I will tell you what I do know. I will tell you precisely what Zachary wanted. And what he wanted has broken my heart.
On Tuesday, January 14, on his eighth day of life, Zachary wanted someone to hear his moaning, his cries of pain. He wanted his mama. He wanted to be fed. He wanted to be rid of the restlessness and agony that kept him awake throughout the day. My sweet, helpless baby wanted someone to DO something to make him feel better. He tried everything within his infant abilities, to show us. On Wednesday and Thursday of that week, he wanted that ventilator gone, the full-body pain to stop, the needles to stop bruising him. Until he could no longer show us what he wanted because he was medically paralyzed and heavily sedated.
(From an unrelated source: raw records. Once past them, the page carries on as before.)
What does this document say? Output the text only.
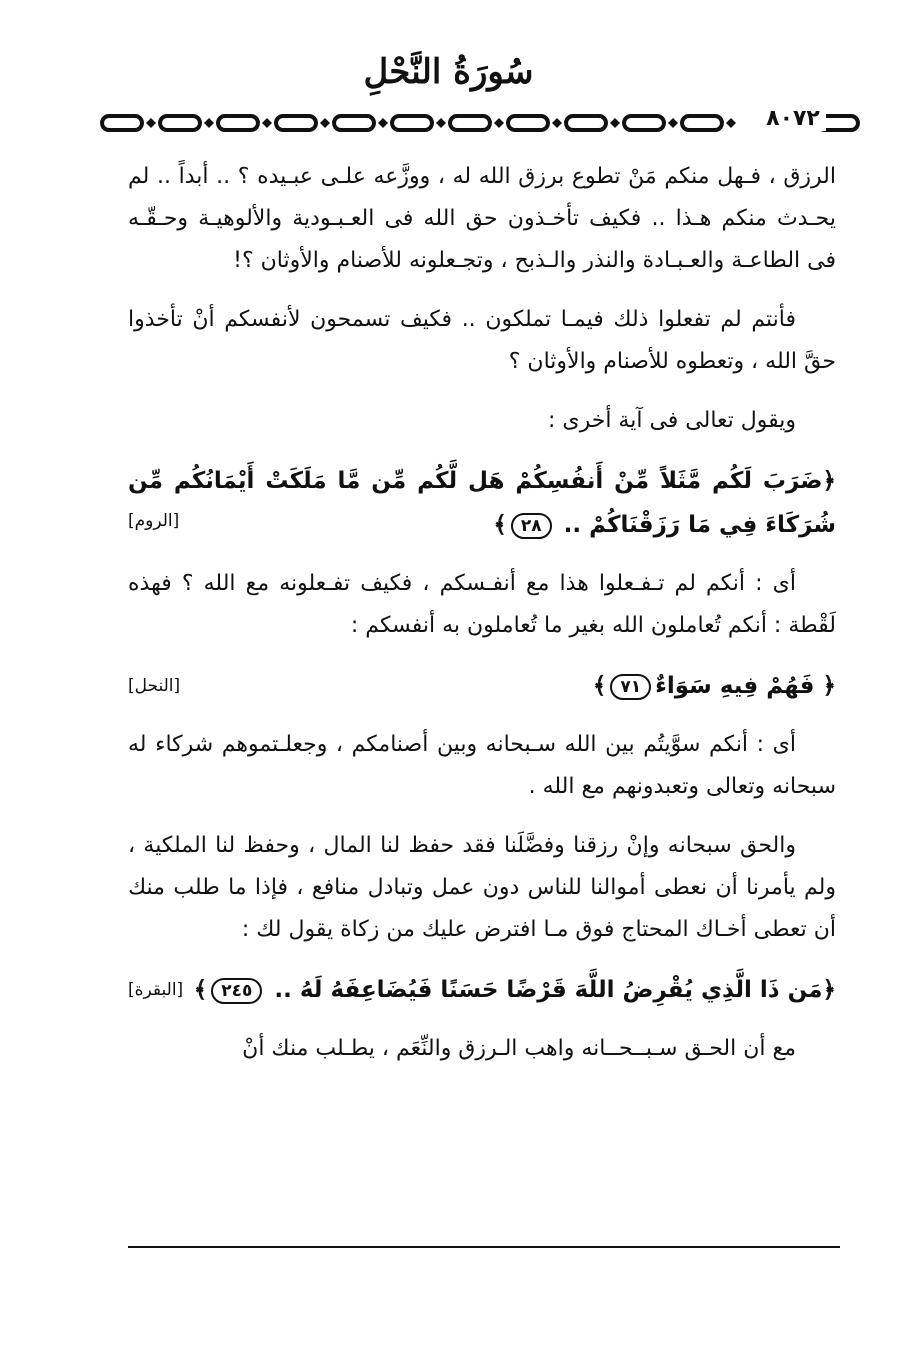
سُورَةُ النَّحْلِ
٨٠٧٢

الرزق ، فـهل منكم مَنْ تطوع برزق الله له ، ووزَّعه علـى عبـيده ؟ .. أبداً .. لم يحـدث منكم هـذا .. فكيف تأخـذون حق الله فى العـبـودية والألوهيـة وحـقّـه فى الطاعـة والعـبـادة والنذر والـذبح ، وتجـعلونه للأصنام والأوثان ؟!

فأنتم لم تفعلوا ذلك فيمـا تملكون .. فكيف تسمحون لأنفسكم أنْ تأخذوا حقَّ الله ، وتعطوه للأصنام والأوثان ؟

ويقول تعالى فى آية أخرى :

﴿ضَرَبَ لَكُم مَّثَلاً مِّنْ أَنفُسِكُمْ هَل لَّكُم مِّن مَّا مَلَكَتْ أَيْمَانُكُم مِّن شُرَكَاءَ فِي مَا رَزَقْنَاكُمْ .. ٢٨﴾
[الروم]

أى : أنكم لم تـفـعلوا هذا مع أنفـسكم ، فكيف تفـعلونه مع الله ؟ فهذه لَقْطة : أنكم تُعاملون الله بغير ما تُعاملون به أنفسكم :

﴿ فَهُمْ فِيهِ سَوَاءٌ٧١﴾
[النحل]

أى : أنكم سوَّيتُم بين الله سـبحانه وبين أصنامكم ، وجعلـتموهم شركاء له سبحانه وتعالى وتعبدونهم مع الله .

والحق سبحانه وإنْ رزقنا وفضَّلَنا فقد حفظ لنا المال ، وحفظ لنا الملكية ، ولم يأمرنا أن نعطى أموالنا للناس دون عمل وتبادل منافع ، فإذا ما طلب منك أن تعطى أخـاك المحتاج فوق مـا افترض عليك من زكاة يقول لك :

﴿مَن ذَا الَّذِي يُقْرِضُ اللَّهَ قَرْضًا حَسَنًا فَيُضَاعِفَهُ لَهُ .. ٢٤٥﴾
[البقرة]

مع أن الحـق سـبــحــانه واهب الـرزق والنِّعَم ، يطـلب منك أنْ
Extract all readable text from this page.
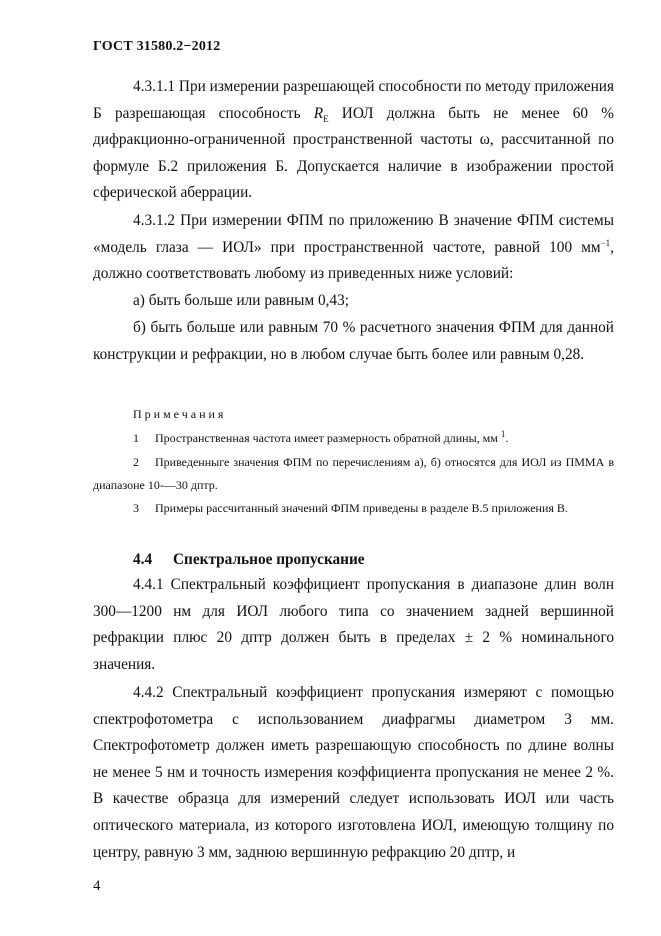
ГОСТ 31580.2−2012

4.3.1.1 При измерении разрешающей способности по методу приложения Б разрешающая способность $R_E$ ИОЛ должна быть не менее 60 % дифракционно-ограниченной пространственной частоты ω, рассчитанной по формуле Б.2 приложения Б. Допускается наличие в изображении простой сферической аберрации.

4.3.1.2 При измерении ФПМ по приложению В значение ФПМ системы «модель глаза — ИОЛ» при пространственной частоте, равной 100 $мм^{-1}$, должно соответствовать любому из приведенных ниже условий:

а) быть больше или равным 0,43;

б) быть больше или равным 70 % расчетного значения ФПМ для данной конструкции и рефракции, но в любом случае быть более или равным 0,28.

Примечания

1 Пространственная частота имеет размерность обратной длины, мм $^1$.

2 Приведенныге значения ФПМ по перечислениям а), б) относятся для ИОЛ из ПММА в диапазоне 10-—30 дптр.

3 Примеры рассчитанный значений ФПМ приведены в разделе В.5 приложения В.

4.4 Спектральное пропускание

4.4.1 Спектральный коэффициент пропускания в диапазоне длин волн 300—1200 нм для ИОЛ любого типа со значением задней вершинной рефракции плюс 20 дптр должен быть в пределах ± 2 % номинального значения.

4.4.2 Спектральный коэффициент пропускания измеряют с помощью спектрофотометра с использованием диафрагмы диаметром 3 мм. Спектрофотометр должен иметь разрешающую способность по длине волны не менее 5 нм и точность измерения коэффициента пропускания не менее 2 %. В качестве образца для измерений следует использовать ИОЛ или часть оптического материала, из которого изготовлена ИОЛ, имеющую толщину по центру, равную 3 мм, заднюю вершинную рефракцию 20 дптр, и

4
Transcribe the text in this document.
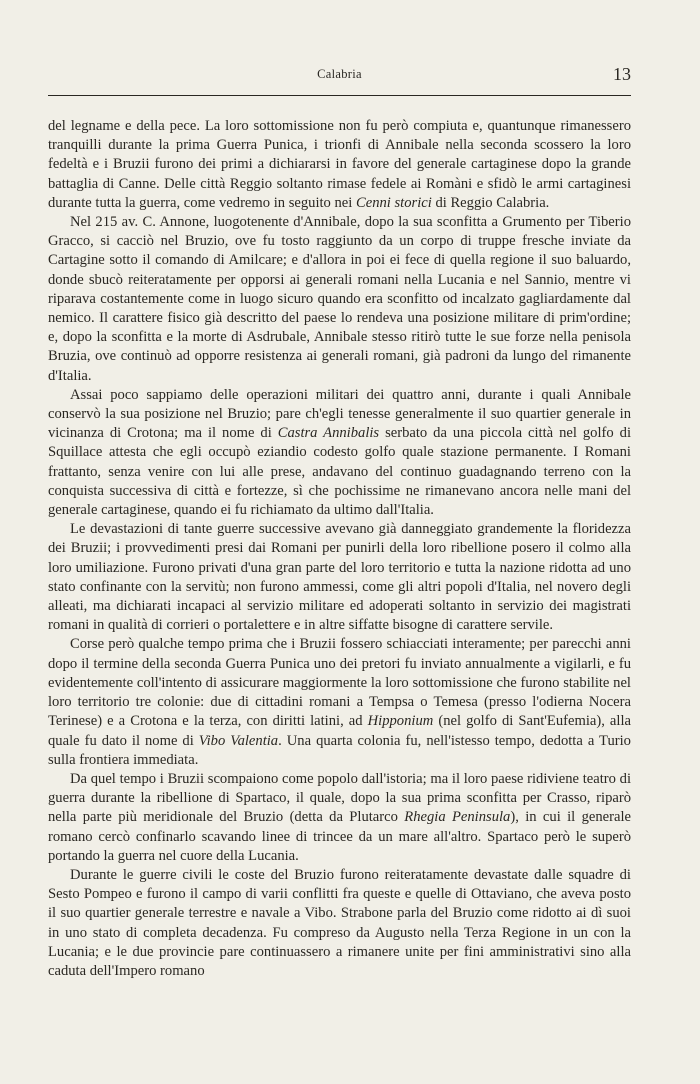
Calabria	13

del legname e della pece. La loro sottomissione non fu però compiuta e, quantunque rimanessero tranquilli durante la prima Guerra Punica, i trionfi di Annibale nella seconda scossero la loro fedeltà e i Bruzii furono dei primi a dichiararsi in favore del generale cartaginese dopo la grande battaglia di Canne. Delle città Reggio soltanto rimase fedele ai Romàni e sfidò le armi cartaginesi durante tutta la guerra, come vedremo in seguito nei Cenni storici di Reggio Calabria.

Nel 215 av. C. Annone, luogotenente d'Annibale, dopo la sua sconfitta a Grumento per Tiberio Gracco, si cacciò nel Bruzio, ove fu tosto raggiunto da un corpo di truppe fresche inviate da Cartagine sotto il comando di Amilcare; e d'allora in poi ei fece di quella regione il suo baluardo, donde sbucò reiteratamente per opporsi ai generali romani nella Lucania e nel Sannio, mentre vi riparava costantemente come in luogo sicuro quando era sconfitto od incalzato gagliardamente dal nemico. Il carattere fisico già descritto del paese lo rendeva una posizione militare di prim'ordine; e, dopo la sconfitta e la morte di Asdrubale, Annibale stesso ritirò tutte le sue forze nella penisola Bruzia, ove continuò ad opporre resistenza ai generali romani, già padroni da lungo del rimanente d'Italia.

Assai poco sappiamo delle operazioni militari dei quattro anni, durante i quali Annibale conservò la sua posizione nel Bruzio; pare ch'egli tenesse generalmente il suo quartier generale in vicinanza di Crotona; ma il nome di Castra Annibalis serbato da una piccola città nel golfo di Squillace attesta che egli occupò eziandio codesto golfo quale stazione permanente. I Romani frattanto, senza venire con lui alle prese, andavano del continuo guadagnando terreno con la conquista successiva di città e fortezze, sì che pochissime ne rimanevano ancora nelle mani del generale cartaginese, quando ei fu richiamato da ultimo dall'Italia.

Le devastazioni di tante guerre successive avevano già danneggiato grandemente la floridezza dei Bruzii; i provvedimenti presi dai Romani per punirli della loro ribellione posero il colmo alla loro umiliazione. Furono privati d'una gran parte del loro territorio e tutta la nazione ridotta ad uno stato confinante con la servitù; non furono ammessi, come gli altri popoli d'Italia, nel novero degli alleati, ma dichiarati incapaci al servizio militare ed adoperati soltanto in servizio dei magistrati romani in qualità di corrieri o portalettere e in altre siffatte bisogne di carattere servile.

Corse però qualche tempo prima che i Bruzii fossero schiacciati interamente; per parecchi anni dopo il termine della seconda Guerra Punica uno dei pretori fu inviato annualmente a vigilarli, e fu evidentemente coll'intento di assicurare maggiormente la loro sottomissione che furono stabilite nel loro territorio tre colonie: due di cittadini romani a Tempsa o Temesa (presso l'odierna Nocera Terinese) e a Crotona e la terza, con diritti latini, ad Hipponium (nel golfo di Sant'Eufemia), alla quale fu dato il nome di Vibo Valentia. Una quarta colonia fu, nell'istesso tempo, dedotta a Turio sulla frontiera immediata.

Da quel tempo i Bruzii scompaiono come popolo dall'istoria; ma il loro paese ridiviene teatro di guerra durante la ribellione di Spartaco, il quale, dopo la sua prima sconfitta per Crasso, riparò nella parte più meridionale del Bruzio (detta da Plutarco Rhegia Peninsula), in cui il generale romano cercò confinarlo scavando linee di trincee da un mare all'altro. Spartaco però le superò portando la guerra nel cuore della Lucania.

Durante le guerre civili le coste del Bruzio furono reiteratamente devastate dalle squadre di Sesto Pompeo e furono il campo di varii conflitti fra queste e quelle di Ottaviano, che aveva posto il suo quartier generale terrestre e navale a Vibo. Strabone parla del Bruzio come ridotto ai dì suoi in uno stato di completa decadenza. Fu compreso da Augusto nella Terza Regione in un con la Lucania; e le due provincie pare continuassero a rimanere unite per fini amministrativi sino alla caduta dell'Impero romano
For me, the idea that Zachary would want me to be happy fails to create an illusion of peace around the horrendous circumstances of his death. I am just as shocked and devastated, even if it were true. I still rage at the senselessness of his suffering and his death. I am still as broken by the reality that we only had two weeks together, that I won't mother him as he grows up and becomes a man. I am still filled with sorrow that I can't see and touch and hold him each day. I still want him back.
I am grieving. And right now, it is intense. Happiness is not even attractive to me anymore. In fact, happiness repels me..., even as I believe that grief and bits of happiness can feasibly co-exist.
If I'm honest though, I don't think Zachary (with his now eternal wisdom?) would wish me happiness above all, anyway. I am pretty sure happiness is not the thing I should have highest hope for, as I strive to live my life, to honor Zachary's and B.W.'s memory and to raise C.T. My gut says that I should be living my life authentically (my grief, a part of it) and work towards purpose and meaning. And, if and when bits of joy and happiness present themselves along the way, I should take them, be thankful.